Ismaïl Alaoui réclame lui aussi une réforme constitutionnelle. Cela boucle la boucle, puisque Abbas El Fassi et avec un sérieux bémol, Yazghi a fait la même chose. Les trois mettent, cependant, en avant la nécessité de la concertation avec le Palais royal, sachant que les réformes passées, et en particulier celle de 1996 qu’ils ont votée, etaient le fruit d’un bras de fer. Dans une phase transitoire, l’évolution des institutions politiques est à l’ordre du jour de manière quasi-mécanique. Encore faut-il que les autres chantiers de la réforme évoluent au point de la rendre inéluctable, parce que les institutions bloquent . Est-on dans cette situation ?
Si des partis au gouvernement réclament la réforme des institutions, cela devrait signifier que celles-ci sont inopérantes. Politiquement, cela impliquerait un retrait du gouvernement et la revendication d’une réforme institutionnelle. Ils font l’inverse, hurlent avec les loups et sauvegardent les postes et les rentes qui vont avec. Ce débat sur la Constitution, dans le contexte actuel, est une feuille de vigne censée cacher les tares de la classe politique. Elle est aussi le reflet d’une cécité politique porteuse de graves dangers.C’est Lénine qui disait des petits bourgeois qu’ils sortent avec un imperméable l’été et une culotte l’hiver. Une revendication politique n’a de pertinence qu’en fonction du contexte historique. Aujourd’hui sommes-nous face à une montée du mouvement des masses en faveur de l’approfondissement de la démocratie, du cantonnement des prérogatives royales et tutti quanti ! Assurément non. La réalité c’est que les masses n’en ont cure et se préoccupent beaucoup plus de leur vie quotidienne. Il n’y a pas mille Marocains pour croire que la nomination de Driss Jettou est responsable de leur situation.
La réalité, c’est que ces mêmes partis ont déserté les fronts. Le front idéologique totalement cédé aux intégristes fascisants, le front syndical où ils ne gardent que des poches insignifiantes, le front social où leur image est extrêmement brouillée par leur incohérence.

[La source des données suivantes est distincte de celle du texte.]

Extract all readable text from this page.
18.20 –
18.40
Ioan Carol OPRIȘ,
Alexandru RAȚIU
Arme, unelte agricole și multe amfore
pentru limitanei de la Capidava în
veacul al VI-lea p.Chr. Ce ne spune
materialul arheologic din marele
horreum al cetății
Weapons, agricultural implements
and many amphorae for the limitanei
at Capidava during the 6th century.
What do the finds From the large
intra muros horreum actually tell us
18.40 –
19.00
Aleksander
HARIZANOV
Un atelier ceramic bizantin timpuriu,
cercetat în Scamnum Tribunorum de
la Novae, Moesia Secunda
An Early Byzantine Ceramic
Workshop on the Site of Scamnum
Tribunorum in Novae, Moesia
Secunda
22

La réalité, c’est que la Constitution de 1996, qu’ils ont tous votée pour faciliter l’alternance n’a pas atteint ses limites, faute d’un combat au quotidien. Ni Youssoufi ni les ministres en activité n’ont jamais fait état d’un quelconque interventionnisme. Rappelons à ceux qui veulent réformer la Constitution sans l’avoir lue que le Premier ministre est censé définir et conduire la politique générale du gouvernement. C’est exactement dans les mêmes termes que la cinquième République française parle de sa primature. Sur le plan des principes, de l’esthétique politique, une nouvelle Constitution consacrant la souveraineté populaire est une belle chose. Tout démocrate y souscrirait sans hésitation s’il n’est pas… politique. Car encore une fois, le politique est enchaîné par la phase historique et le contexte du moment. Aujourd’hui, des dangers réels guettent le Maroc : le séparatisme, l’intégrisme et la crise sociale multiforme. Si le Roi tient le manche fermement au milieu de la tempête et maintient ses engagements modernistes, rien n’est acquis. L’avancée des forces rétrogrades est réelle sans être au niveau que les mêmes petits bourgeois nous annoncent après une soirée entre copains. Ce n’est pas la limitation des pouvoirs du Roi qui fera reculer l’obscurantisme, ni qui diminuera la virulence des agents d’une Algérie dopée par la hausse des prix du carburant. La science politique nous apprend que la Constitution prend acte des rapports sociaux réels et concocte le système le plus adapté pour les gérer. La revendication de réforme actuelle n’a pas de substance parce qu’elle est conçue in-vitro. Elle en aurait s’il y avait mobilisation autour des préoccupations du peuple, de l’idée de nation. Les Marocains aujourd’hui veulent une école formatrice assurant l‘égalité des chances, une santé publique accessible, des conditions de vie dignes. A moins de leur prouver que ce sont les institutions actuelles qui les en privent, il y a peu de chance qu’ils s’intéressent à la réforme constitutionnelle. Or, si ce sont ces institutions qui les en privent, que font nos partis au gouvernement?
Les dirigeants se trompent de période, nous sommes en phase de recul et non d’avancée du mouvement des masses, les mots d’ordre ne peuvent pas être identiques. Ils auront peut-être leur réformette qu’ils présenteront comme un grand acquis. Cela ne changera rien aux rapports au sein de la société et ne les dispensera pas du combat contre l’intégrisme s’ils veulent survivre. Ils n’en ont peut-être pas conscience, mais la montée de l’intégrisme met en péril, entre autres, leur propre survie.